Nein, das hatte sie nicht!
Der Riegel war nicht wieder vorgeschoben worden. Demnach musste sie davon ausgehen, dass die Tür nicht verschlossen war. So weit, so gut, aber auch so schlecht, denn sie stellte sich die Frage, wer den Riegel nicht wieder an die richtige Stelle geschoben hatte.
„War ich das?“, murmelte sie vor sich hin.
Esmeralda steckte in einem Zwiespalt. Die Bücherei hier unten war ihr Revier, was aber nicht hieß, dass nicht hin und wieder Mitschwestern sie betraten, um ebenfalls in den Büchern zu lesen oder sich das eine oder andere auszuleihen.
Es war Brauch, dass der Riegel nach dem Verlassen der Bibliothek wieder vorgeschoben wurde. Das war nicht passiert, und nach einigem Nachdenken gab sich Esmeralda die Schuld. Sie besuchte die Bücherei am häufigsten, und wahrscheinlich hatte sie wirklich vergessen, die Tür wieder zu schließen. Man wurde eben nicht jünger, da vergaß man sogar die Routine.
Mit dieser Erkenntnis konnte sie leben, doch ein ungutes Gefühl blieb trotzdem zurück, als sie die alte Holztür öffnete und dem leichten Quietschen lauschte, das ihr ebenfalls so vertraut war.
Dann betrat sie den Raum, der schon mehr einem Gewölbe glich. In all den Jahren hatte sich der Geruch nicht verändert. Nach wie vor wehte ein muffiger Atem durch die alte Bibliothek. Die Feuchtigkeit tat den alten Werken nicht gut, aber diesen Raum trockenzulegen, hätte ein Vermögen gekostet. Es wäre besser gewesen, die Bücher nach oben zu verlagern, aber das wiederum hätte Zeit und Arbeit gekostet, und für ihre Mitschwestern waren die Bücher nicht unbedingt so wichtig.
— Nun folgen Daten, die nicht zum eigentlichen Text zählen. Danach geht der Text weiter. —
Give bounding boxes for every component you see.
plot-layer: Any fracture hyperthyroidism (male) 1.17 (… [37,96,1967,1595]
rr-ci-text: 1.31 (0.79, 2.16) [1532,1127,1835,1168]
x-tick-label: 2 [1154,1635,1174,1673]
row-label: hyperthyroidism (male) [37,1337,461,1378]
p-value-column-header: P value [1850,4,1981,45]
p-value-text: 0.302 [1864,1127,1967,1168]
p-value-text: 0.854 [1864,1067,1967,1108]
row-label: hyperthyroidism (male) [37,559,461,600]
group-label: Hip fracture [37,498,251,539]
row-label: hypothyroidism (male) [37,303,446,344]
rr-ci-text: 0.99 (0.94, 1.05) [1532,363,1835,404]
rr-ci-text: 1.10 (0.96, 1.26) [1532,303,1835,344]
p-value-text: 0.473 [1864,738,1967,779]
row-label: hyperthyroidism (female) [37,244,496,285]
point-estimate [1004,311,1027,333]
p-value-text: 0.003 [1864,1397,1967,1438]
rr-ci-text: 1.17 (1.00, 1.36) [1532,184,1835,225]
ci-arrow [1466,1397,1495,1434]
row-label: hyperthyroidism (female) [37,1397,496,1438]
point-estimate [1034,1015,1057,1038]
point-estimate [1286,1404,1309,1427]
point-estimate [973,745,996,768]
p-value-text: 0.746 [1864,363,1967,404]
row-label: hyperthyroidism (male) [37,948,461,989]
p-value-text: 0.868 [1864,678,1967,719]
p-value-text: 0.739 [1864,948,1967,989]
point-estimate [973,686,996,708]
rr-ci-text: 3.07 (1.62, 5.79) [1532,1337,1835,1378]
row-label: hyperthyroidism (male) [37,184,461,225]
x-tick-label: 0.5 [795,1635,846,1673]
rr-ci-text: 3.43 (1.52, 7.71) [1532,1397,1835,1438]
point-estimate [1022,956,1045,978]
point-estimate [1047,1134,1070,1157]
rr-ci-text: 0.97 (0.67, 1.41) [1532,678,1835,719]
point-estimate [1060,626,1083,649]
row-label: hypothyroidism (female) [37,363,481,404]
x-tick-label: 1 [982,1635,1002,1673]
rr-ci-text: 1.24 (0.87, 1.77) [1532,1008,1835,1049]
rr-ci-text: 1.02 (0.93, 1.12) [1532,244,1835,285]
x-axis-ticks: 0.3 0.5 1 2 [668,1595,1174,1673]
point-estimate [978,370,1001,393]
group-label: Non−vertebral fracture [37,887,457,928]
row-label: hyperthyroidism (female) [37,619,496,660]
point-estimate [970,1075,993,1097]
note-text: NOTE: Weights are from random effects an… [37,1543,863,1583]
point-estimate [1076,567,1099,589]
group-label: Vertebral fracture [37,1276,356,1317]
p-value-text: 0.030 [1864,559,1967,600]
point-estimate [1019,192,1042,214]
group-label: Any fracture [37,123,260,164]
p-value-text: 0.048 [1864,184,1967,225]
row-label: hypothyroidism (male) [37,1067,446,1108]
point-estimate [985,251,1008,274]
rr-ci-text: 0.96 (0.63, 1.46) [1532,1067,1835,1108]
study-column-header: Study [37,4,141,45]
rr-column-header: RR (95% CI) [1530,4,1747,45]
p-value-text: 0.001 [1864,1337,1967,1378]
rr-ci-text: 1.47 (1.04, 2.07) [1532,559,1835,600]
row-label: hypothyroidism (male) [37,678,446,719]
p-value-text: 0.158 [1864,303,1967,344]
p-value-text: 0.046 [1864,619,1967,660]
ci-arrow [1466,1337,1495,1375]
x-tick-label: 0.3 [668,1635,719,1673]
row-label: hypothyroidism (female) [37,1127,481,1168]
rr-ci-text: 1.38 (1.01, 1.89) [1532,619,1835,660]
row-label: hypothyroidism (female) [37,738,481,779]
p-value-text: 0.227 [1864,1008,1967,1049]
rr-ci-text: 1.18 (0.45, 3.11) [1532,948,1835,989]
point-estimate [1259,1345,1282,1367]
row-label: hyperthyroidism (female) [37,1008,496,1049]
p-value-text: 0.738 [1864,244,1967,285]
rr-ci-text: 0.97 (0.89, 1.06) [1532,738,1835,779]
Esmeralda schaltete das Licht ein und schaute sich um. Es gab eine Lampe, die an der Decke hing und ihren Schein nach unten fließen ließ. Er breitete sich auf einem Holztisch aus, der unterhalb der Lampe stand. Zwei Stühle rahmten den Tisch ein, und auf dem Boden hatten die alten Steine eine graue Staubschicht bekommen. Nur hin und wieder putzte Esmeralda den Raum, denn so viel Zeit hatte sie auch nicht.
Die Bibliothek war ihr Revier. Hier unten fühlte sie sich wohl, hier kannte sie sich aus, hier konnte sie so wunderbar allein sein, lesen und auch ihren Gedanken nachhängen. Es war einfach eine Welt für sich, und sie hätte mit keiner anderen Person tauschen wollen. Die kleine Bücherei war ihr Leben.
In dieser Nacht weniger!
Bereits nach einem Schritt blieb sie stehen und schaute nach vorn, ohne einen Gegenstand besonders ins Visier zu nehmen. Es war einfach nur der Blick, und der war auch mehr nach innen gerichtet. Er glitt nicht über die Buchrücken hinweg, die sich dicht an dicht in die Regale und Schränke mit den Glastüren pressten.
Esmeralda war nicht glücklich. Das gute Gefühl, das sie ansonsten überkommen hatte, fehlte ihr völlig. In dieser Nacht fühlte sie sich in ihrem kleinen Reich einfach unbehaglich.
Etwas war anders.
Sie horchte in sich hinein und schaute zugleich nach vorn, um Beweise für das andere finden zu können. Es gab sie auf den ersten Blick nicht, aber beim zweiten fiel ihr doch etwas auf.
Einer der beiden Stühle stand nicht so wie er hätte stehen müssen. Er war etwas verrückt worden, als hätte dort jemand gesessen und ihn nicht wieder richtig hingestellt. Er war nur um eine Idee verschoben worden, aber das reichte der Nonne aus. So hatte sie den Raum nicht verlassen. Es musste ihn jemand nach ihr betreten haben, und das erklärte auch die nicht verriegelte Tür.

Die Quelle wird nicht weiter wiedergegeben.